Monitoring of asthma symptoms and treatment effectiveness
Current evidence indicates that an elevated risk of GDM is no longer present when asthma is actively managed. Therefore, monitoring and treatment adjustment as per clinical guidelines are recommended to maintain asthma control during pregnancy, as well as potentially reduce the risk of GDM development. This is particularly important for women with moderate to severe asthma, whose risk of GDM appears even greater than women with mild asthma.
With regards to overweight and obesity, close monitoring of treatment effectiveness is warranted as evidence suggests that some treatment modalities may not be as effective at reducing the incidence of exacerbations during pregnancy.
Corticosteroids for asthma management
Overweight and obese pregnant women who require oral corticosteroids for asthma management require glucose monitoring and consideration of short-term insulin therapy to prevent hyperglycemia. Women with additional known risk factors for GDM (for example previous GDM pregnancy, family history of diabetes/GDM, at risk ethnicities) may also require such considerations if receiving systemic corticosteroid treatment.
The risk of pre-eclampsia is increased in the presence of obesity and gestational diabetes. If low dose aspirin is being considered for pre-eclampsia prevention, the presence of aspirin sensitive asthma should be determined and consultation with respiratory colleagues is encouraged.
Sleep & Reflux
Women with GDM and/or obesity are more likely to experience gastroesophageal reflux and obstructive sleep apnoea. Given these conditions can contribute to worsening asthma symptoms, it is important to be vigilant about the appropriate management of these conditions using behavioural, device and/or pharmaceutical strategies as necessary.
Multidisciplinary team management
Underlying issues to consider with respect to obesity, GDM and asthma potentially include mental health concerns, adverse childhood experiences or other psychosocial concerns/issues, dietary patterns and nutritional intake, physical inactivity, genetics and stress. A comprehensive assessment of dietary, metabolic, respiratory and mental health should follow.
Adjunct therapies to the clinical management of the pregnant woman with asthma may include nutrition therapy, exercise physiology, endocrinology/specialist diabetes teams and psychosocial support. Early nutrition intervention, coupled with appropriate and safe exercise recommendations, is indicated in pregnant women with asthma presenting with overweight/obesity or GDM. Referral to an Accredited Practicing Dietitian can provide tailored nutrition advice and support throughout pregnancy. There needs to be a low threshold for referral for psychological care and social support services.
Breastfeeding is an important approach to reducing the risk of the development of type 2 diabetes after gestational diabetes (Gunderson et al. 2015) and for postpartum weight management.

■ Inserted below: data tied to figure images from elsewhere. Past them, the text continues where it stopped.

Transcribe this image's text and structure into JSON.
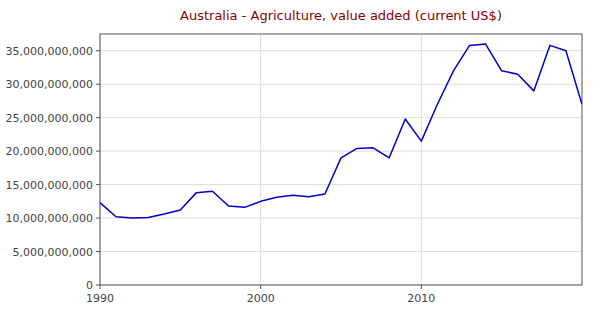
{
  "chart_data": {
    "type": "line",
    "title": "Australia - Agriculture, value added (current US$)",
    "x": [
      1990,
      1991,
      1992,
      1993,
      1994,
      1995,
      1996,
      1997,
      1998,
      1999,
      2000,
      2001,
      2002,
      2003,
      2004,
      2005,
      2006,
      2007,
      2008,
      2009,
      2010,
      2011,
      2012,
      2013,
      2014,
      2015,
      2016,
      2017,
      2018,
      2019,
      2020
    ],
    "values": [
      12300000000,
      10200000000,
      10000000000,
      10100000000,
      10600000000,
      11200000000,
      13800000000,
      14000000000,
      11800000000,
      11600000000,
      12500000000,
      13100000000,
      13400000000,
      13200000000,
      13600000000,
      19000000000,
      20400000000,
      20500000000,
      19000000000,
      24800000000,
      21500000000,
      27000000000,
      32000000000,
      35800000000,
      36000000000,
      32000000000,
      31500000000,
      29000000000,
      35800000000,
      35000000000,
      27000000000
    ],
    "color": "#0000CD",
    "xlim": [
      1990,
      2020
    ],
    "xticks": [
      1990,
      2000,
      2010
    ],
    "ylim": [
      0,
      37500000000
    ],
    "yticks": [
      0,
      {
        "value": 5000000000,
        "label": "5,000,000,000"
      },
      {
        "value": 10000000000,
        "label": "10,000,000,000"
      },
      {
        "value": 15000000000,
        "label": "15,000,000,000"
      },
      {
        "value": 20000000000,
        "label": "20,000,000,000"
      },
      {
        "value": 25000000000,
        "label": "25,000,000,000"
      },
      {
        "value": 30000000000,
        "label": "30,000,000,000"
      },
      {
        "value": 35000000000,
        "label": "35,000,000,000"
      }
    ],
    "grid": true
  }
}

Women with GDM and women with obesity may also face additional challenges with breastfeeding (Manerkar et al. 2020, Kozhimannil et al. 2014, Huang et al. 2019) and women with asthma may encounter their own unique challenges. Therefore, encouraging and supporting breastfeeding is particularly important in women with GDM and/or excess weight, and asthma. Referral to a Lactation Consultant and/or an experienced Accredited Practicing Dietician can provide important individual assistance/support/guidance.
Postpartum Metabolic Follow Up
Given the increased rate of type 2 diabetes in women who develop gestational diabetes, and the higher risk of type 2 diabetes in people with asthma and those with obesity it is critical to undertake appropriate follow up post-partum screening for type 2 diabetes, as well as and weight and dietary management.